I can now make a distributable build!
I added a shutdown button in the GUI, updated some backend logic to work with installed builds (mainly modified file paths), and used pywebview instead of an external browser (though it is still possible to use an external browser). I also added a splash screen for the build.
I just have to work out some bugs and stuff like app metadata, icons, signing, etc. and I will be ready for a release (and the first ship)!
A couple of big changes towards building a standalone app.
Modularized the project, moved resources to app directories (eg application support), validated resources (info.json, info.db, config.cfg) upon start, enforced singleton behavior through lock files, streamlined logs, etc.
The next step would be to add user-initiated shutdown management and perhaps a simple GUI before bundling the entire thing as one standalone app (I plan to use pyinstaller for this).
Some more backend updates, but some frontend ones as well. The user can now refresh the info.json from GitHub, and information such as number of contests, the information version number, and the path to the downloads directory is displayed.
Did some backend updates. Added a config file which enables custom download directories and the ability to retrieve new info.json files from GitHub. These changes lay the groundwork to have a single executable application that can be downloaded, instead of requiring users to build from scratch.
So far, I've been working on some improvements. I simplified the database schema so that only one table is required instead of the previous two.

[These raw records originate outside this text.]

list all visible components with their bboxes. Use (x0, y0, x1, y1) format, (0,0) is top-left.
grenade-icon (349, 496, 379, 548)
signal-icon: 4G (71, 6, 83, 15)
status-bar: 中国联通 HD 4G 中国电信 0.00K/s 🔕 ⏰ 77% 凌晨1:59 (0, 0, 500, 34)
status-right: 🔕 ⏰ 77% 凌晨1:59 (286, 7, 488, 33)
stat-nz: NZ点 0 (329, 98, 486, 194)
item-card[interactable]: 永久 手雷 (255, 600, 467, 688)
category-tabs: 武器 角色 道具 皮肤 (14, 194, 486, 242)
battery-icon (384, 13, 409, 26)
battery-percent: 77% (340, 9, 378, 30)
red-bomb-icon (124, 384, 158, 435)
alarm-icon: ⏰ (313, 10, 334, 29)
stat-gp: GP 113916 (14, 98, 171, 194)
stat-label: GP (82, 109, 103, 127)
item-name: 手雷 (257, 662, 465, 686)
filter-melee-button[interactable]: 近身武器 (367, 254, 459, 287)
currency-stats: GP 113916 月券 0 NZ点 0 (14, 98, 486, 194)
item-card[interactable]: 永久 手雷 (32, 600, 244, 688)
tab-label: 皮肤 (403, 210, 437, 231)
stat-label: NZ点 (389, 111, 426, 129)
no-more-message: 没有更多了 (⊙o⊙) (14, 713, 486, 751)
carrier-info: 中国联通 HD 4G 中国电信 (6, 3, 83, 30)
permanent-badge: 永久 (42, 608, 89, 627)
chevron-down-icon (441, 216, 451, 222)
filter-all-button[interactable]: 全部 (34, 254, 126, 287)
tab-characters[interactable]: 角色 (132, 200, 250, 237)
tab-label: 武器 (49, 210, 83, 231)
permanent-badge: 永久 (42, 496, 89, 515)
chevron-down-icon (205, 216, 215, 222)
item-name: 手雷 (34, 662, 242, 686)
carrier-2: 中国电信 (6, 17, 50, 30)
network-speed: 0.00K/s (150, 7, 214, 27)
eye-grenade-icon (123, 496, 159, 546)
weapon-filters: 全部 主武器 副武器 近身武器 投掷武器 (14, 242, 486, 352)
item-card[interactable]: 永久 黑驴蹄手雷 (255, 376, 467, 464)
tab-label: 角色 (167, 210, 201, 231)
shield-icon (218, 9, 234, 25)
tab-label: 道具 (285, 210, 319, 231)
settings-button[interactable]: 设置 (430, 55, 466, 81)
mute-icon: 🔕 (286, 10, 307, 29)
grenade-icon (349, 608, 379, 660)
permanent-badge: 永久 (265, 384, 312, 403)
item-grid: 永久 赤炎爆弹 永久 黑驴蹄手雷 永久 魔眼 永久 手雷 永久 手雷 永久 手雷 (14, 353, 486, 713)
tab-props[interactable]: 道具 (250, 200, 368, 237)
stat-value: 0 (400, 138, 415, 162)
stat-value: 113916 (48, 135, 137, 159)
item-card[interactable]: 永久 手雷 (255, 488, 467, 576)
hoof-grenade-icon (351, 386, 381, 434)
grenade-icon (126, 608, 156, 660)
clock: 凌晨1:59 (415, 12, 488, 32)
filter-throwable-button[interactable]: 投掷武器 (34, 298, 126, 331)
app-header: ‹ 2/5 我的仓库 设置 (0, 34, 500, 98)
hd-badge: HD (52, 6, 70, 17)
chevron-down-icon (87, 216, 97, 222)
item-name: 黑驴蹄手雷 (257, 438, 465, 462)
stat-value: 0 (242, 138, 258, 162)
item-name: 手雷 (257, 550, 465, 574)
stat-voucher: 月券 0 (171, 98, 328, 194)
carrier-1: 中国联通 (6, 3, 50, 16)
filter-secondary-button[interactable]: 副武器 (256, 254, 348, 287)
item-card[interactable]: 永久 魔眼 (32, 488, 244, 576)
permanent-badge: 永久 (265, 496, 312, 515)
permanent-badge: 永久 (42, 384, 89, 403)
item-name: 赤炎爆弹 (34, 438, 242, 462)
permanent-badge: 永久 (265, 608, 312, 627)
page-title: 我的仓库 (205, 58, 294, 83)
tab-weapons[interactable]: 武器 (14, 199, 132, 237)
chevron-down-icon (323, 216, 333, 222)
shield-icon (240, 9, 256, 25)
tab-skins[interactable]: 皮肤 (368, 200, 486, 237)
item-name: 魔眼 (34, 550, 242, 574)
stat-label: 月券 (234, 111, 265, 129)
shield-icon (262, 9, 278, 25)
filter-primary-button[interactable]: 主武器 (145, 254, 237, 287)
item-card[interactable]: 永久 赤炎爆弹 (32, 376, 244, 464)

I'm not sure what prompted me to overcomplicate the schema before.
I also migrated to a HTML over the wire approach: now, instead of the browser receiving the entire database, the backend manipulates the database (through SQLAlchemy) and sends only required information to the browser using HTMX. In addition to minimizing JS, this also makes the code easier to read. Since the tool is designed to be locally hosted, it doesn't really make a difference in speed.
I've also improved the download system for thread-safety and all.